Они ушли, визжа о сухой пол каблуками, захлопнулась дверь, и Ноздрюха позвала Полину:

– Поль, слышь?! Чай сооружу, будешь?

– Давай, – согласилась, как обычно, Полина.

Ноздрюха встала с кровати, поправила ее, обулась и мимо Полининой комнаты пошла на кухню. Полина тоже лежала на кровати, грызла то ли сухарь, то ли печенье и читала.

– Слышь! – сказала Ноздрюха, останавливаясь у двери. – Че вот ей, Надьке-то, что я лежу, сетку давлю? Хочу – и лежу, может, чтоб им не мешать, под ногами у них не' путаться. Откуда в ней злобы-то столько?

– От верблюда, – сказала Полина, бросив книгу под подушку, и села на кровати, спустив на пол ноги. – Вопросики у тебя. Ты меня чего полегче спроси.

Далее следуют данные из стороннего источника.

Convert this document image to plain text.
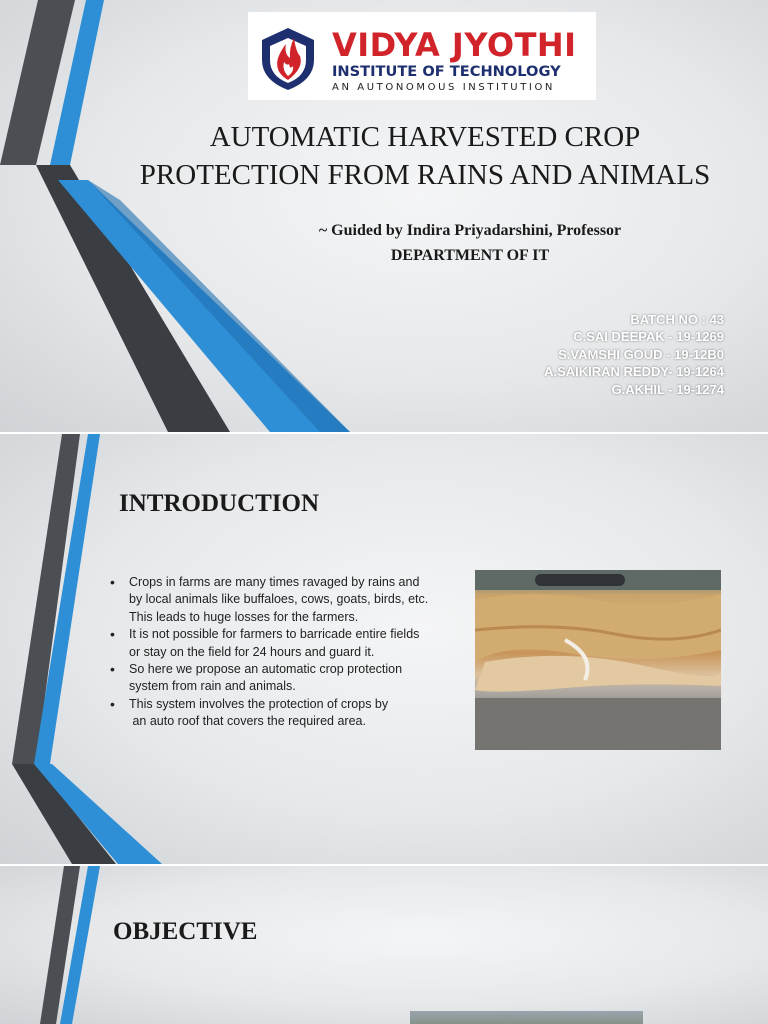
VIDYA JYOTHI
INSTITUTE OF TECHNOLOGY
AN AUTONOMOUS INSTITUTION
AUTOMATIC HARVESTED CROP
PROTECTION FROM RAINS AND ANIMALS
~ Guided by Indira Priyadarshini, Professor
DEPARTMENT OF IT
BATCH NO : 43
C.SAI DEEPAK - 19-1269
S.VAMSHI GOUD - 19-12B0
A.SAIKIRAN REDDY- 19-1264
G.AKHIL - 19-1274
INTRODUCTION
• Crops in farms are many times ravaged by rains and
by local animals like buffaloes, cows, goats, birds, etc.
This leads to huge losses for the farmers.
• It is not possible for farmers to barricade entire fields
or stay on the field for 24 hours and guard it.
• So here we propose an automatic crop protection
system from rain and animals.
• This system involves the protection of crops by
an auto roof that covers the required area.
OBJECTIVE
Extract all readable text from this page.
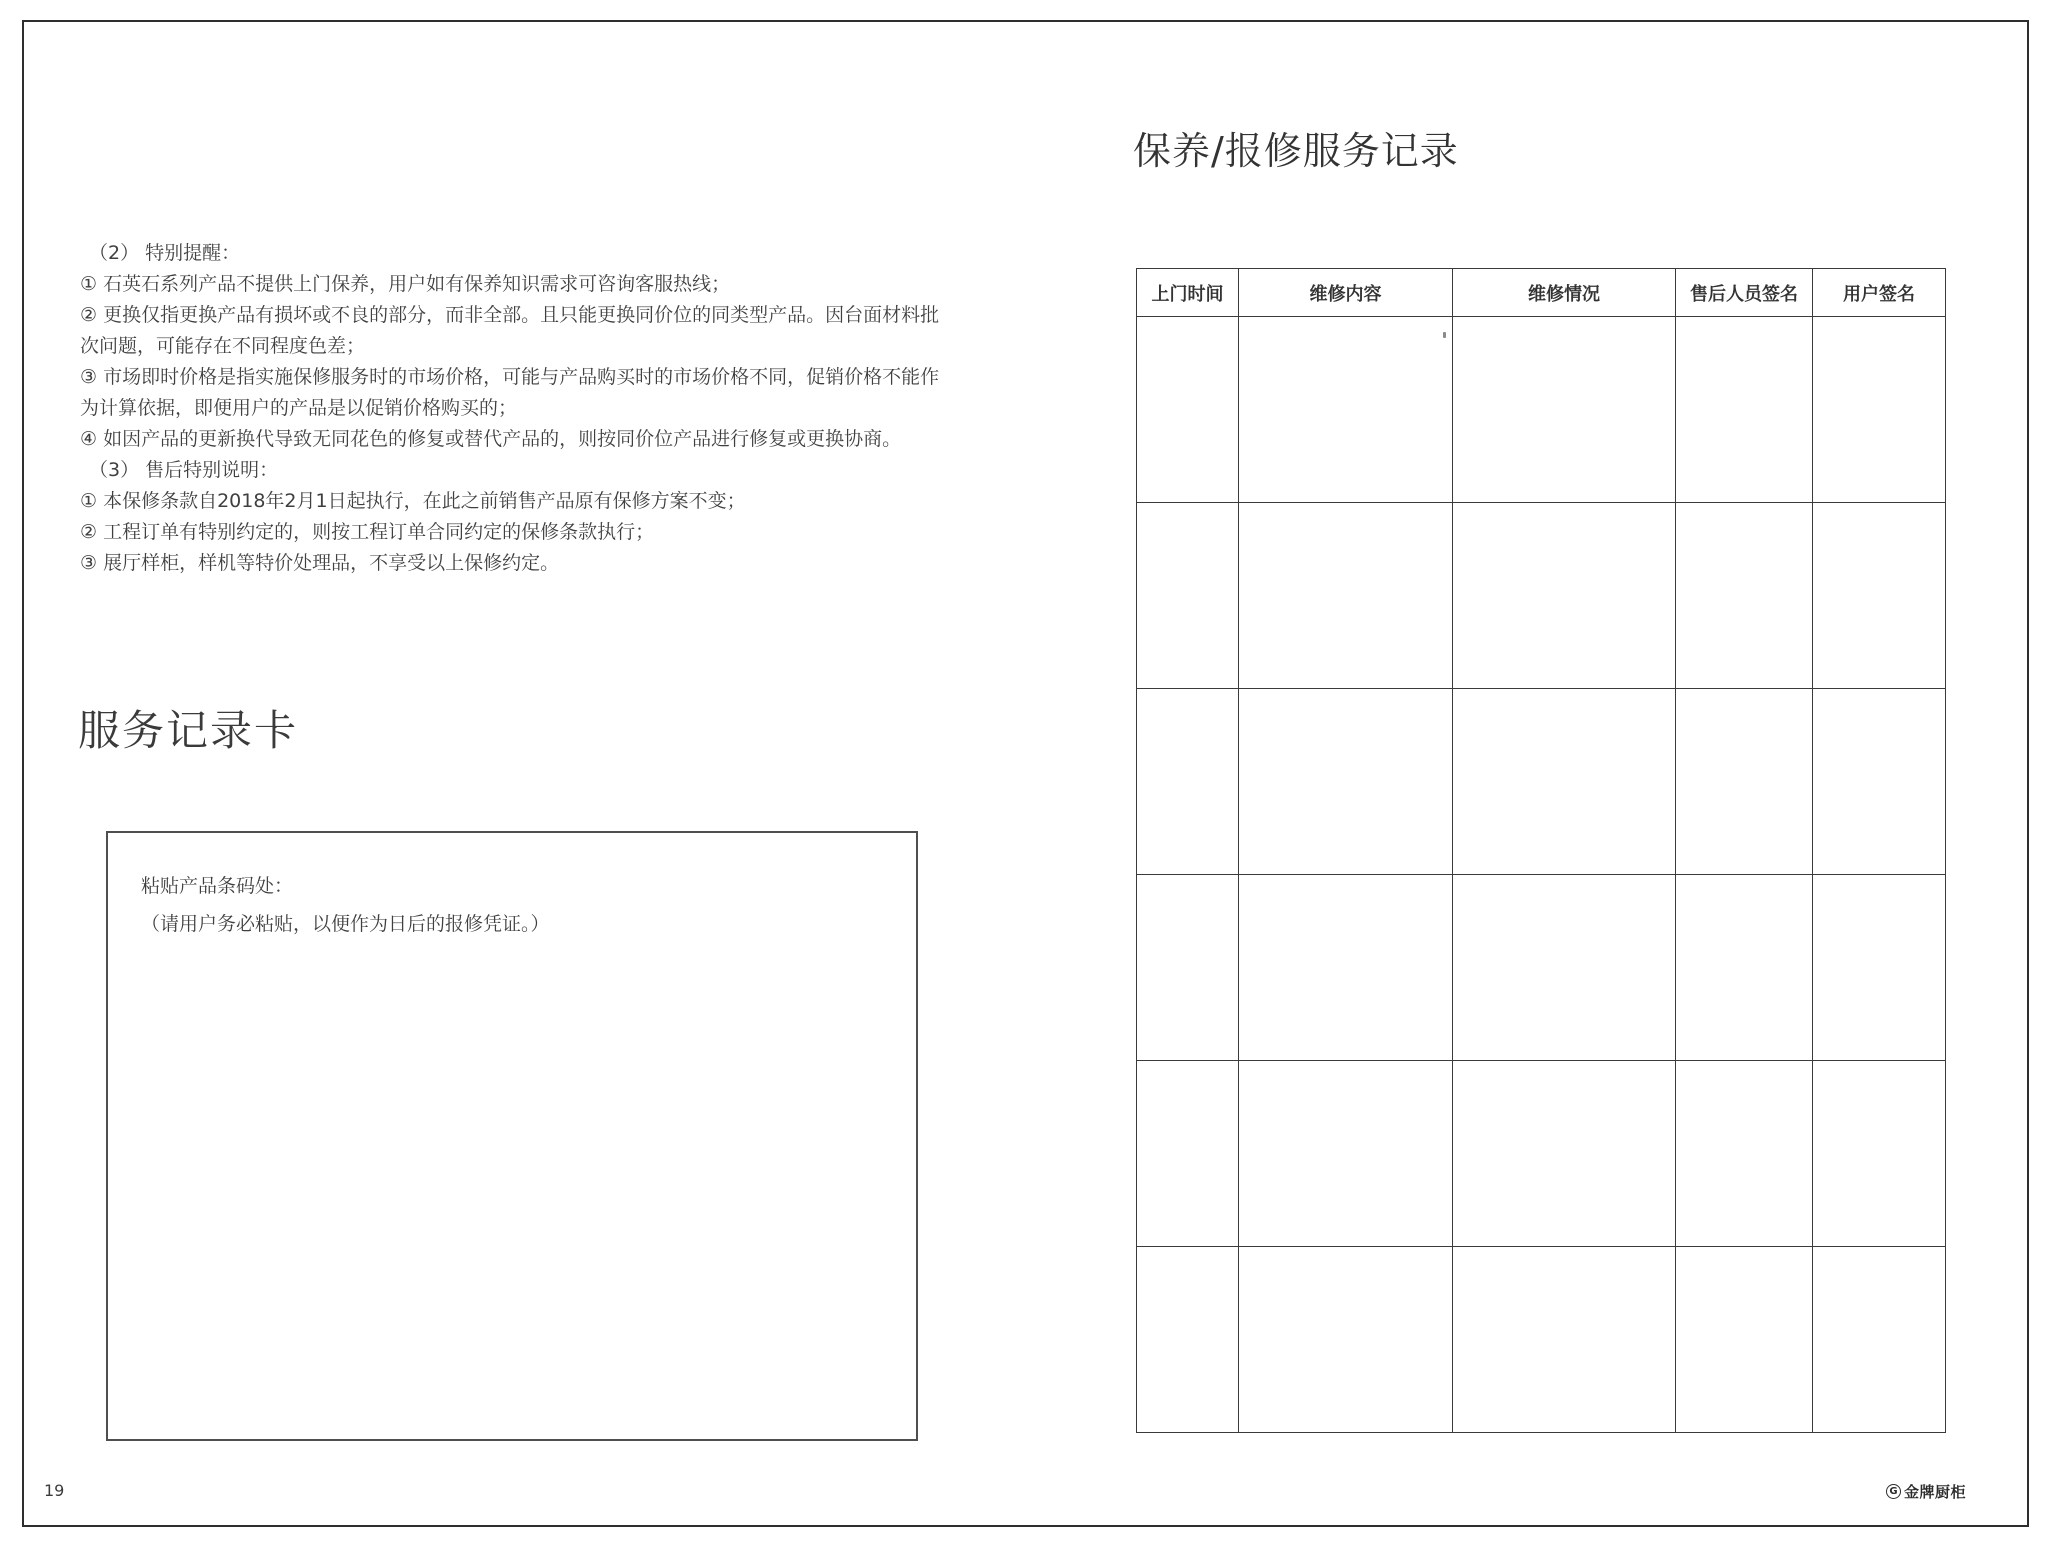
（2） 特别提醒：
① 石英石系列产品不提供上门保养，用户如有保养知识需求可咨询客服热线；
② 更换仅指更换产品有损坏或不良的部分，而非全部。且只能更换同价位的同类型产品。因台面材料批
次问题，可能存在不同程度色差；
③ 市场即时价格是指实施保修服务时的市场价格，可能与产品购买时的市场价格不同，促销价格不能作
为计算依据，即便用户的产品是以促销价格购买的；
④ 如因产品的更新换代导致无同花色的修复或替代产品的，则按同价位产品进行修复或更换协商。
（3） 售后特别说明：
① 本保修条款自2018年2月1日起执行，在此之前销售产品原有保修方案不变；
② 工程订单有特别约定的，则按工程订单合同约定的保修条款执行；
③ 展厅样柜，样机等特价处理品，不享受以上保修约定。
服务记录卡
粘贴产品条码处：
（请用户务必粘贴，以便作为日后的报修凭证。）
保养/报修服务记录
上门时间	维修内容	维修情况	售后人员签名	用户签名

19	G 金牌厨柜
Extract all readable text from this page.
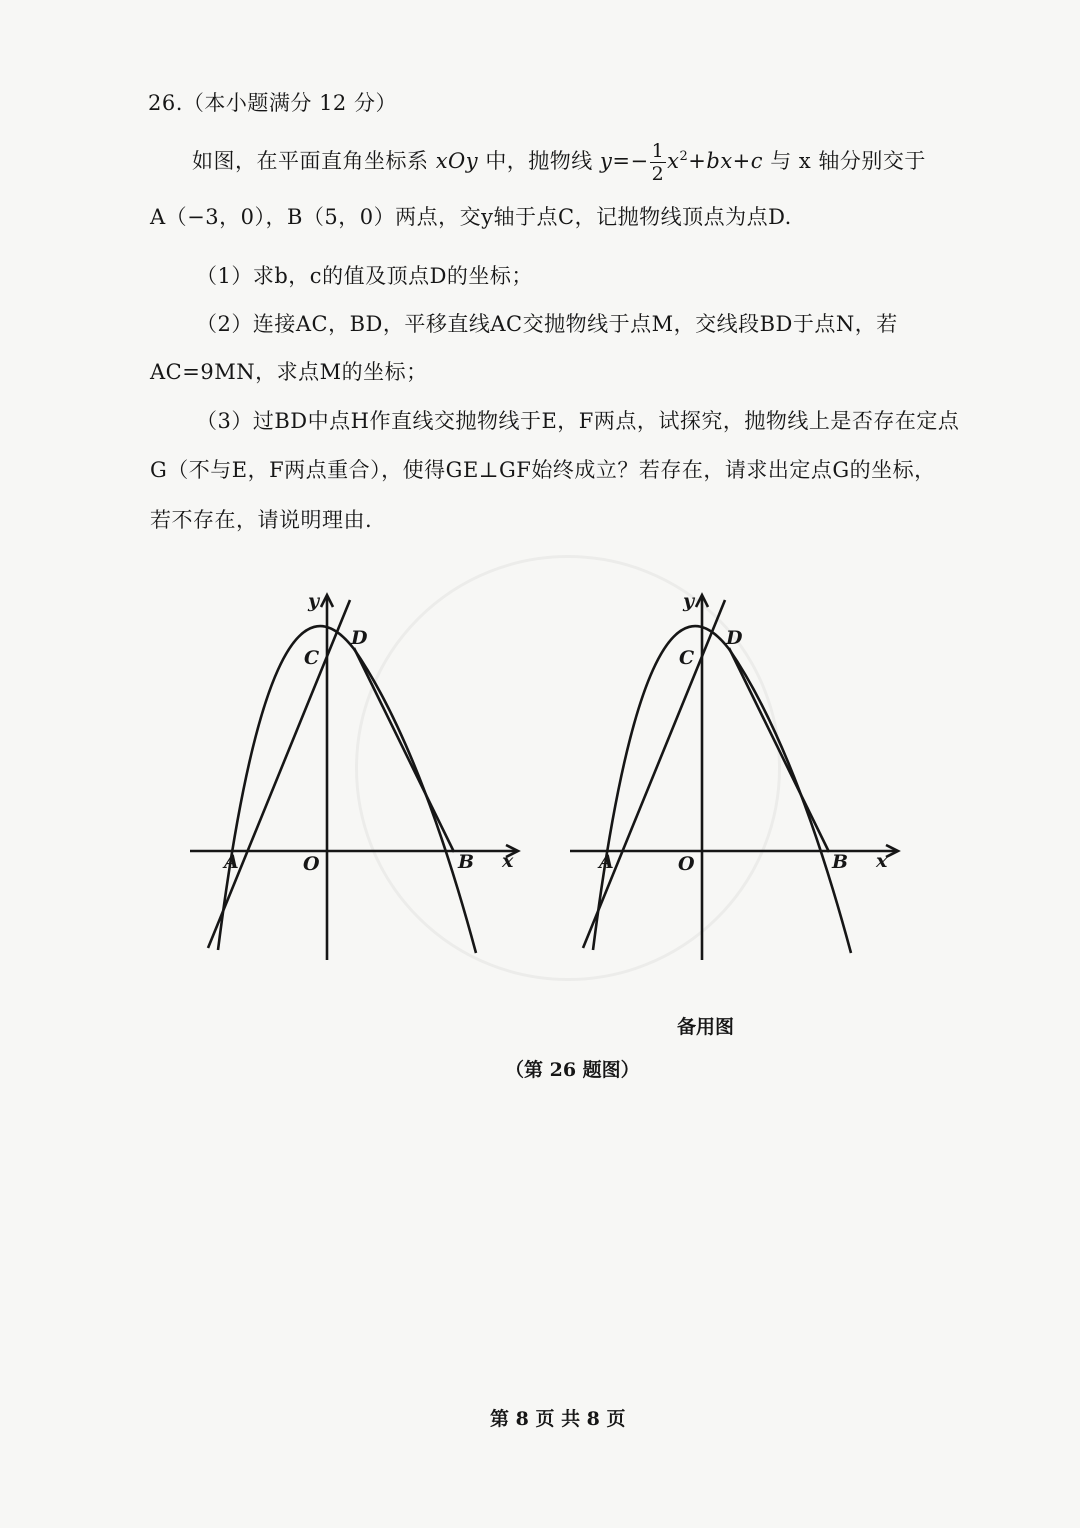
26.（本小题满分 12 分）
如图，在平面直角坐标系 xOy 中，抛物线 $y=- \frac{1}{2} x^2+bx+c$ 与 x 轴分别交于
A（−3，0），B（5，0）两点，交y轴于点C，记抛物线顶点为点D.
（1）求b，c的值及顶点D的坐标；
（2）连接AC，BD，平移直线AC交抛物线于点M，交线段BD于点N，若
AC=9MN，求点M的坐标；
（3）过BD中点H作直线交抛物线于E，F两点，试探究，抛物线上是否存在定点
G（不与E，F两点重合），使得GE⊥GF始终成立？若存在，请求出定点G的坐标，
若不存在，请说明理由.
y
x
A	B
C
D
O
y
x
A	B
C
D
O
备用图
（第 26 题图）
第 8 页 共 8 页
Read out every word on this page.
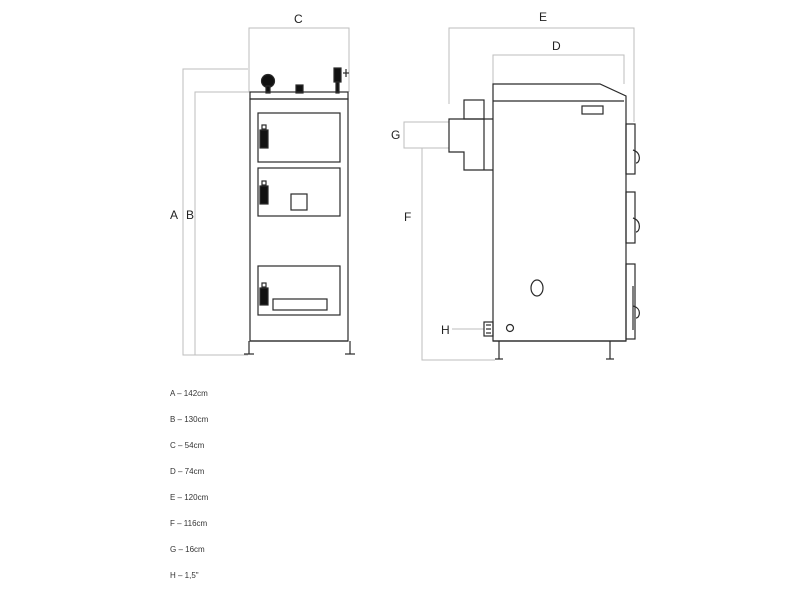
A B
C	E
D
G
F
H
A – 142cm
B – 130cm
C – 54cm
D – 74cm
E – 120cm
F – 116cm
G – 16cm
H – 1,5"
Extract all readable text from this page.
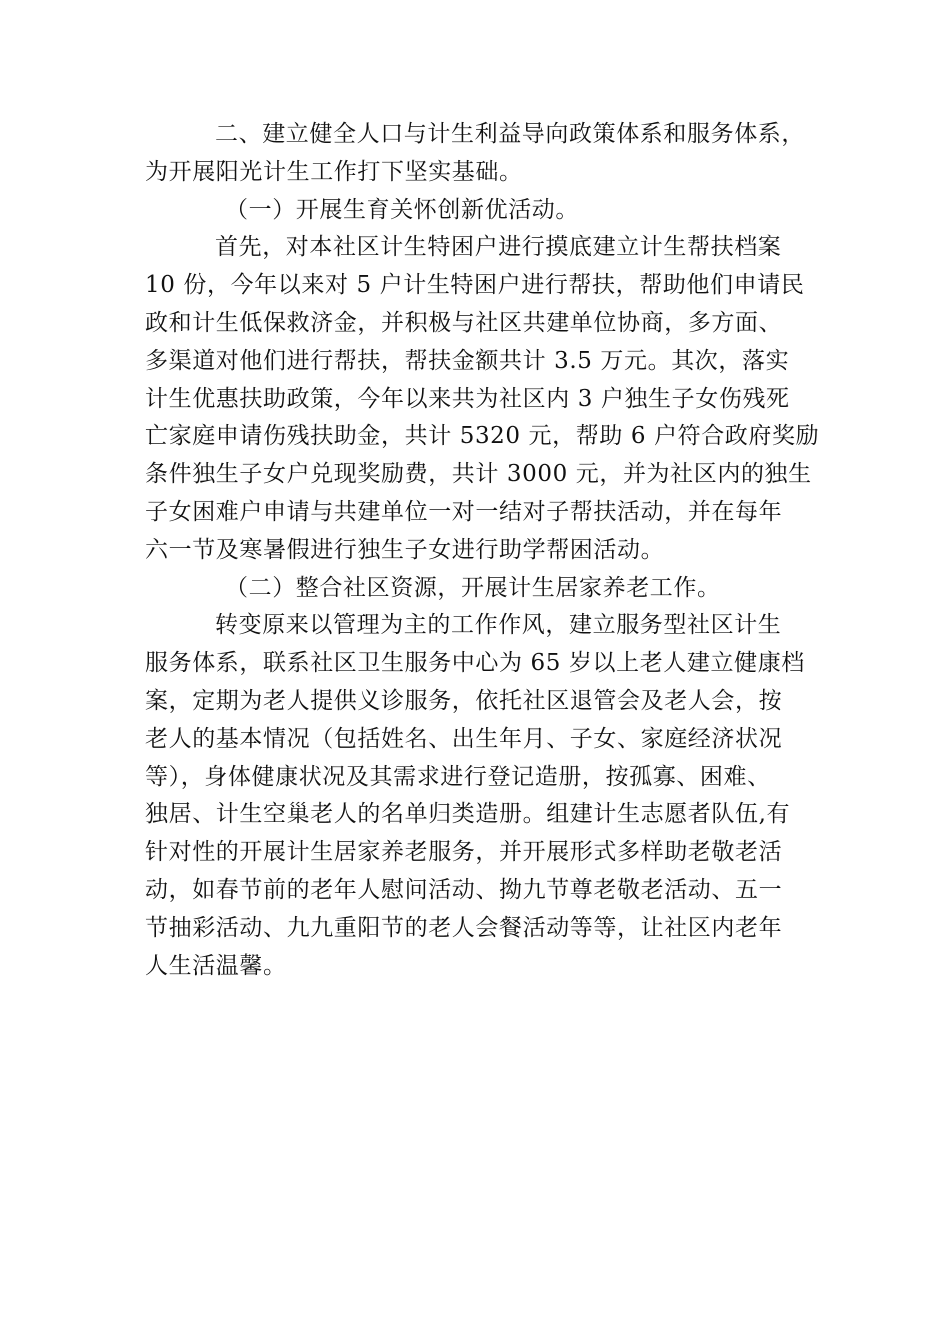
二、建立健全人口与计生利益导向政策体系和服务体系，
为开展阳光计生工作打下坚实基础。
（一）开展生育关怀创新优活动。
首先，对本社区计生特困户进行摸底建立计生帮扶档案
10 份，今年以来对 5 户计生特困户进行帮扶，帮助他们申请民
政和计生低保救济金，并积极与社区共建单位协商，多方面、
多渠道对他们进行帮扶，帮扶金额共计 3.5 万元。其次，落实
计生优惠扶助政策，今年以来共为社区内 3 户独生子女伤残死
亡家庭申请伤残扶助金，共计 5320 元，帮助 6 户符合政府奖励
条件独生子女户兑现奖励费，共计 3000 元，并为社区内的独生
子女困难户申请与共建单位一对一结对子帮扶活动，并在每年
六一节及寒暑假进行独生子女进行助学帮困活动。
（二）整合社区资源，开展计生居家养老工作。
转变原来以管理为主的工作作风，建立服务型社区计生
服务体系，联系社区卫生服务中心为 65 岁以上老人建立健康档
案，定期为老人提供义诊服务，依托社区退管会及老人会，按
老人的基本情况（包括姓名、出生年月、子女、家庭经济状况
等），身体健康状况及其需求进行登记造册，按孤寡、困难、
独居、计生空巢老人的名单归类造册。组建计生志愿者队伍,有
针对性的开展计生居家养老服务，并开展形式多样助老敬老活
动，如春节前的老年人慰问活动、拗九节尊老敬老活动、五一
节抽彩活动、九九重阳节的老人会餐活动等等，让社区内老年
人生活温馨。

Она пошла на кухню вместе с Ноздрюхой, помогла ей собрать на стол, и они сели напротив друг друга у окна, глядя сверху на засыпанную снегом землю, тесно уставленную по ровному чистому полю узкими, плоскогрудыми, будто чахоточными, панельными и блочными домами.

– Может, она оттого злобится, что я компанию не поддерживаю? – сказала Ноздрюха. – Так была уж я в ихних магазинах, ходила, толкалась, боле неинтересно. – Чего в них ехать-то… Куда б еще, другое дело.

Полина налила себе дегтю, а Ноздрюхе светленького, какой та любила.

– Да не переживай ты, – сказала она. – Подумаешь…

– Куда б еще, другое дело… – повторила Ноздрюха, беря кусок пиленого рафинада из белой картонной коробки и откусывая от него хрумкнувший уголок. – Скучно, конечно, сычихой-то цельну субботу-воскресенье сидеть…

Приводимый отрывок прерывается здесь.